Not Astana sport director Giuseppe Martinelli, who said this yesterday morning: “We still believe in Vincenzo. Great riders can do great things. That is what sets apart true champions.”

Already a winner of all three grand tours, Nibali reconfirmed Friday why he’s the best Italian rider since the troubled Marco Pantani in the 1990s. With a long-distance attack that blew up the race, he won the stage, and clawed within 44 seconds of the pink jersey.

“I couldn’t express myself in this Giro,” Nibali said, as if he were an artist. “I just didn’t have my normal strength in the Dolomites. Today I felt like myself again.”

As the stage unfolded across the Cima Coppi and the French Alps, something special started to happen. A big group pulled clear, and the pack was setting a very high tempo as it worked up the 21km summit. Astana was like a pack of wolves trying separate a weak member of the herd for a meal.

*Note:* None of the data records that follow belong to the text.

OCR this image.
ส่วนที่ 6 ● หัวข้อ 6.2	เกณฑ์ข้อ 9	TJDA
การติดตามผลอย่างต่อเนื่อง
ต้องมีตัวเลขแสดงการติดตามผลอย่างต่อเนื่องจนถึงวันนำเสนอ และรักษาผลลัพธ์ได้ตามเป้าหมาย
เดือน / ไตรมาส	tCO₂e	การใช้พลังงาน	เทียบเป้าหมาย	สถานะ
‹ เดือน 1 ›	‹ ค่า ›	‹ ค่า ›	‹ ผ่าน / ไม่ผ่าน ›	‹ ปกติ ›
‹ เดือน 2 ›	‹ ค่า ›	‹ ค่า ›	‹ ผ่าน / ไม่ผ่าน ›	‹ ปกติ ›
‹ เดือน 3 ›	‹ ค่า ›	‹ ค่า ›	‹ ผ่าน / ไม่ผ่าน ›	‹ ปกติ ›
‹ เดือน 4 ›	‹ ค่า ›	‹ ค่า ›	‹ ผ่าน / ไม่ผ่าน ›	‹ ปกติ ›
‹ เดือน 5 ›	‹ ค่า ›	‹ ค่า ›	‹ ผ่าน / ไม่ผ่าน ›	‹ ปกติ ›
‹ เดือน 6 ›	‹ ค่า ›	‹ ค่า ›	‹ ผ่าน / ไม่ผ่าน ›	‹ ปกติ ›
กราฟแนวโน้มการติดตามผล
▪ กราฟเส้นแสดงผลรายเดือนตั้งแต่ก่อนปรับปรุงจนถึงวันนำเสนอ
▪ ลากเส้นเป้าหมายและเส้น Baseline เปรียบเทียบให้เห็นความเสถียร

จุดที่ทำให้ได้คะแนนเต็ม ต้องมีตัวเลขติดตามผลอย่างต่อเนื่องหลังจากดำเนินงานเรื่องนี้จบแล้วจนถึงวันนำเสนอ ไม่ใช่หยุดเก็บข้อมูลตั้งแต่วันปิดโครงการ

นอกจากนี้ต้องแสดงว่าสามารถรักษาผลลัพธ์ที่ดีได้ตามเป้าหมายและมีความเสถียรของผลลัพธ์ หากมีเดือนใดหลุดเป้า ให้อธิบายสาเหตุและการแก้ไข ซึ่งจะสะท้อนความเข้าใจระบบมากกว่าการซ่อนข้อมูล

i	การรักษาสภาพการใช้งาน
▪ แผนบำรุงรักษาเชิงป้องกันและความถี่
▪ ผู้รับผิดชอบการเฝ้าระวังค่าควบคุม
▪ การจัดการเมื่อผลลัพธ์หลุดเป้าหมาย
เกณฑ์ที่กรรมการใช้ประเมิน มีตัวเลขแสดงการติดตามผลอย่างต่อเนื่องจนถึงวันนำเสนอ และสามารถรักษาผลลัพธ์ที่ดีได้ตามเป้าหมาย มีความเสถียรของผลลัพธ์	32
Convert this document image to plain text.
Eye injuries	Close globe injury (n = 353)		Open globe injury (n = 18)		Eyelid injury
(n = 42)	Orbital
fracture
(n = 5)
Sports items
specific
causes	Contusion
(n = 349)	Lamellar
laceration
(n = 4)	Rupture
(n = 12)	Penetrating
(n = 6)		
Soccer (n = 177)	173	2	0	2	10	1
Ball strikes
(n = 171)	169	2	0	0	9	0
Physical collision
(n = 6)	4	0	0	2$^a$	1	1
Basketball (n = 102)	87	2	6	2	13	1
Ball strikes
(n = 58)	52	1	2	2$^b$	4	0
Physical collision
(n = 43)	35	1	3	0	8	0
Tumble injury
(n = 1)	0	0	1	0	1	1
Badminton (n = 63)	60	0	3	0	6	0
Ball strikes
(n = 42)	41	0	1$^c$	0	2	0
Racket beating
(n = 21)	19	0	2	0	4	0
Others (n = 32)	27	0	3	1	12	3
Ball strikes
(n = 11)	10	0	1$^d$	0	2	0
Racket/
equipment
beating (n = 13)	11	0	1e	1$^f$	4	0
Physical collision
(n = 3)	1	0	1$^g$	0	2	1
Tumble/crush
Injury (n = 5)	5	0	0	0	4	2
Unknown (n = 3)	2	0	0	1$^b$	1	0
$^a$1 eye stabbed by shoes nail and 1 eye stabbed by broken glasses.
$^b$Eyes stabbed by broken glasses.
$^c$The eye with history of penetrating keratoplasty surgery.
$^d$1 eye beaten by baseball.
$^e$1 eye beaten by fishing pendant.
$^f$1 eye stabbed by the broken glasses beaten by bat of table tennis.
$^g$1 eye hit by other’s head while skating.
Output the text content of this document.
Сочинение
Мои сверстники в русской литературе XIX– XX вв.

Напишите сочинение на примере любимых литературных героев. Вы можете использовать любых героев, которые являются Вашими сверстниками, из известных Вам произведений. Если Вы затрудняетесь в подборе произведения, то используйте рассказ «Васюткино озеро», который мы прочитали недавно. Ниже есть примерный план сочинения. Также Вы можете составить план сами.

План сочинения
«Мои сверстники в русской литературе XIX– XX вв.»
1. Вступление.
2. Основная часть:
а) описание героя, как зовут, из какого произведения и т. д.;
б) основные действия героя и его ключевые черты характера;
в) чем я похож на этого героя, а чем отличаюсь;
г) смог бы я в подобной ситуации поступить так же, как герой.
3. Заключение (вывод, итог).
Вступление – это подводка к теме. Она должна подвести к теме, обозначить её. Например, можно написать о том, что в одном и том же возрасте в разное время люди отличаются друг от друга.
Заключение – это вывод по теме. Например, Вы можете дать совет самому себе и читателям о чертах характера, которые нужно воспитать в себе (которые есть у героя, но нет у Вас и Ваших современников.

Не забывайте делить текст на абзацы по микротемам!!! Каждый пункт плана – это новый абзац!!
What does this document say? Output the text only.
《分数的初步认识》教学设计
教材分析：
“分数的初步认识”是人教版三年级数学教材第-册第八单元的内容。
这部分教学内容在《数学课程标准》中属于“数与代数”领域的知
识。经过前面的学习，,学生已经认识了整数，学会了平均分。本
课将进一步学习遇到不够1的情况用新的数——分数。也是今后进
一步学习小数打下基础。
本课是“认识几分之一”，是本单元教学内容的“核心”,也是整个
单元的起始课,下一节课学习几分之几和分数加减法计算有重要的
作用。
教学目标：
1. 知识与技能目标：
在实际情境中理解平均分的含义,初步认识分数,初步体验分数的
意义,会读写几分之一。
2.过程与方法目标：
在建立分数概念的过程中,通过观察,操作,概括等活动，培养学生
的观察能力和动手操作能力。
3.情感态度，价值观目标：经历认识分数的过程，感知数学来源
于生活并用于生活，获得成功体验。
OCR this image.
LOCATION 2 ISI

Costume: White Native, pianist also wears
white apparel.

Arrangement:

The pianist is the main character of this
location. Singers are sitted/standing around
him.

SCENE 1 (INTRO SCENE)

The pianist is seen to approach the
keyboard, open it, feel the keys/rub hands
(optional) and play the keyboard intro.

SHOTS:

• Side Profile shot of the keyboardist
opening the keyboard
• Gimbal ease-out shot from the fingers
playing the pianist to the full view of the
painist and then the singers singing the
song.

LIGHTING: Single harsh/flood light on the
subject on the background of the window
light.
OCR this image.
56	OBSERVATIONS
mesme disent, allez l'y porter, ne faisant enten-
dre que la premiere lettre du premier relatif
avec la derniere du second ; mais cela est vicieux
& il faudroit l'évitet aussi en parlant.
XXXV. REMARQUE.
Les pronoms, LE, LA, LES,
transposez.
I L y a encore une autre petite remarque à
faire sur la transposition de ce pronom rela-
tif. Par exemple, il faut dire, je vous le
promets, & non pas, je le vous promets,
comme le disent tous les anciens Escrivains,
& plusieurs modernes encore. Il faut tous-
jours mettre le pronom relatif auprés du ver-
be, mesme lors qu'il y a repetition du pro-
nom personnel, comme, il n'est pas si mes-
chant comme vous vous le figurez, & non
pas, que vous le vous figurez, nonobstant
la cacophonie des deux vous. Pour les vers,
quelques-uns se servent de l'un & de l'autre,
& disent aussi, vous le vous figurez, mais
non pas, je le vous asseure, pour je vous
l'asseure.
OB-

Nibali noticed that Kruijswijk was surprisingly struggling up the slopes of the day’s first monster.

“I noticed that Kruijswijk was not going very well, so I decided to accelerate,” Nibali said. “Initially, I was only thinking about the stage win because I was far back on the GC, but 3km from the top [Col dell’Agnello], I saw a lot of riders suffering, and I decided to attack.”

Chaves and Kruijswijk followed, but Kruijswijk swerved wide over the top of the snow-bound pass — either because he was cross-eyed from the effort or perhaps he was eating something — and flipped over his handlebars into a snow bank.

When the race is on, no one waits. Nibali later claimed he did not realize what had happened to Kruijswijk, only that he wasn’t there. The Dutchman never recovered, and the Giro was suddenly a very different race.

Astana played the perfect tactic, and called Michele Scarponi out of the breakaway, who sat up, forfeiting his chance for the stage win, and helped pace Nibali to the base of the 10-switchback climb at Risoul. Nibali kept pouring it on, dropped Chaves, and won his first stage of this Giro.

Nibali now has major momentum going into Saturday’s 134km, four-climb decider with the pink jersey still in play. With the day’s first Cat. 1 summit coming in the opening 20km, it will be a battle all the way to the line.

“I’ve always said that a grand tour is raced until the final day,” Nibali said. “Until the final day, anything can happen.”

Tomorrow the Giro will be above the fold in La Gazzetta dello Sport, with this headline (or something very close): “Grande Nibali!”